Tilo Gundlack, MdL (Foto: Landtag M-V)

Am 29. September 2021 nahm Tilo Gundlack, MdL online an der 9. Sitzung der Fachkommission für Wirtschaft (ECON) des Europäischen Ausschusses der Regionen (AdR) teil.

In der Sitzung wurden von den Fachkommissionsmitgliedern drei Stellungnahmen über die Umsetzung der europäischen Aufbau- und Resilienzfazilität, über die EU-Industrie- sowie die EU-Wettbewerbspolitik angenommen und eine erste Erörterung über die von der EU-Kommission angestrebte europäische digitale Identität vorgenommen, die in einen AdR-Stellungnahmeentwurf zum kommenden 146. Plenum des AdR im Oktober mündet.

 

Umsetzung der EU-Aufbau- und Resilienzfazilität: Für eine Beteiligung der Gemeinden und Regionen an der Gestaltung und Durchführung der nationalen Aufbau- und Resilienzpläne

Die von der Fachkommission ECON in ihrer neunten Sitzung angenommene Stellungnahme zur Umsetzung der Aufbau- und Resilienzfazilität weist darauf, dass sich bei den meisten nationalen Aufbau- und Resilienzplänen nicht feststellen lässt, inwieweit die Beiträge der lokalen und regionalen Gebietskörperschaften zur Ausarbeitung der Pläne berücksichtigt wurden. Er bringt Enttäuschung darüber zum Ausdruck, dass die Stellungnahme des AdR aus dem Jahr 2020 über deren direkte und mitgestaltende Einbindung insgesamt nicht angemessen berücksichtigt wurde.

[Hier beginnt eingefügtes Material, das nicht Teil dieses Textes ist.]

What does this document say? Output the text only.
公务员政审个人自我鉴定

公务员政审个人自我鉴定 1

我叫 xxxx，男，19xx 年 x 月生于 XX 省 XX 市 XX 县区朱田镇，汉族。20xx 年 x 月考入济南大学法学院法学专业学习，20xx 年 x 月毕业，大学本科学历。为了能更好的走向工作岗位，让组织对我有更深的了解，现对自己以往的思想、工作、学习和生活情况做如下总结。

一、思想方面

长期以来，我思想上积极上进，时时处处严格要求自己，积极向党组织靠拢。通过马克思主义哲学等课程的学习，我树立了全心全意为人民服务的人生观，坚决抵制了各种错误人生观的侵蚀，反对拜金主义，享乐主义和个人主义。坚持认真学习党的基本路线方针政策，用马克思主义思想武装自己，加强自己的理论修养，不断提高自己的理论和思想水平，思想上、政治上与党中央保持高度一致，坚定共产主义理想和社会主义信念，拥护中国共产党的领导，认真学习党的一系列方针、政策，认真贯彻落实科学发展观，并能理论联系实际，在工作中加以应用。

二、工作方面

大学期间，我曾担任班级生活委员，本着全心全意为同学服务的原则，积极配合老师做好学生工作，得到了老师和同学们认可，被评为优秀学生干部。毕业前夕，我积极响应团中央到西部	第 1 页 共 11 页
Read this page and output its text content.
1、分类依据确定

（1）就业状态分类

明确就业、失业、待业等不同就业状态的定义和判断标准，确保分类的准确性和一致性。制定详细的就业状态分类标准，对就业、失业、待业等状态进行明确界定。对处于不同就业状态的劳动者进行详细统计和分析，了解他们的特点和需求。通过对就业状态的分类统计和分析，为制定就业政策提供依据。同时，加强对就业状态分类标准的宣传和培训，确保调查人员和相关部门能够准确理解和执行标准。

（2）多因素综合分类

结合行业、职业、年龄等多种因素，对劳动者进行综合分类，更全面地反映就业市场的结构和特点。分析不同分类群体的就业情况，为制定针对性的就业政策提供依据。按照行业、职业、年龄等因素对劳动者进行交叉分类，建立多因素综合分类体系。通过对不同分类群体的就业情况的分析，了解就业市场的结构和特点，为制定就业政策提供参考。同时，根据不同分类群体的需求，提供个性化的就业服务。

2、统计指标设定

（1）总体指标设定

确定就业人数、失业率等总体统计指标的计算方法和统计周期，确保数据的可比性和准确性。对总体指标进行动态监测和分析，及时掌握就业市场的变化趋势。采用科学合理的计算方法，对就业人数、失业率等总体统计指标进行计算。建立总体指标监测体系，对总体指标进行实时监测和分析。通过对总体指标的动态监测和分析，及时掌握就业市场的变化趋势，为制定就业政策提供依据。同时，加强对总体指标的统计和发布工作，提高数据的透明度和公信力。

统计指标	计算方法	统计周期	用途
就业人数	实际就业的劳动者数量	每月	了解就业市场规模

Die Stellungnahme fordert neben der Reform des Europäischen Semesters eine Einbeziehung der Fachkommission ECON in den Aufbau- und Resilienzdialog und kommt außerdem zu dem Schluss, dass in den nationalen Aufbau- und Resilienzplänen zumeist nicht auf die Beiträge zur Verwirklichung der Ziele für nachhaltige Entwicklung verwiesen und auch der territoriale Zusammenhalt nicht umfassend berücksichtigt wird. Er fordert die EU-Kommission auf, in den operativen Vereinbarungen und den rechtlichen Einzelverpflichtungen mit den Mitgliedstaaten in Bezug auf Finanzbeiträge die Rolle der lokalen und regionalen Gebietskörperschaften bei der Durchführung, weiteren Planung und Bewertung der Aufbaupläne festzulegen. Zusätzlich sollte die EU-Kommission in ihre Jahresberichte über die Durchführung der Aufbau- und Resilienzfazilität einen Abschnitt über die Einbeziehung der Gemeinden und Regionen aufnehmen. Die Stellungnahme betont auch die Kenntnisse der lokalen und regionalen Gebietskörperschaften bei der Bewertung nachhaltiger Investitionen, die aus seiner Sicht in die nationale Bewertung einfließen sollte, sie fordert deren Einbeziehung auch in die Kosten-Nutzen-Analysen und die Mittelverwaltung bei Kohäsion und Digitalisierung, und schlägt des Weiteren vor, das Instrument für technische Unterstützung zur Stärkung der Verwaltungskapazität auf Ebene der Gemeinden und Regionen leichter verfügbar zu machen.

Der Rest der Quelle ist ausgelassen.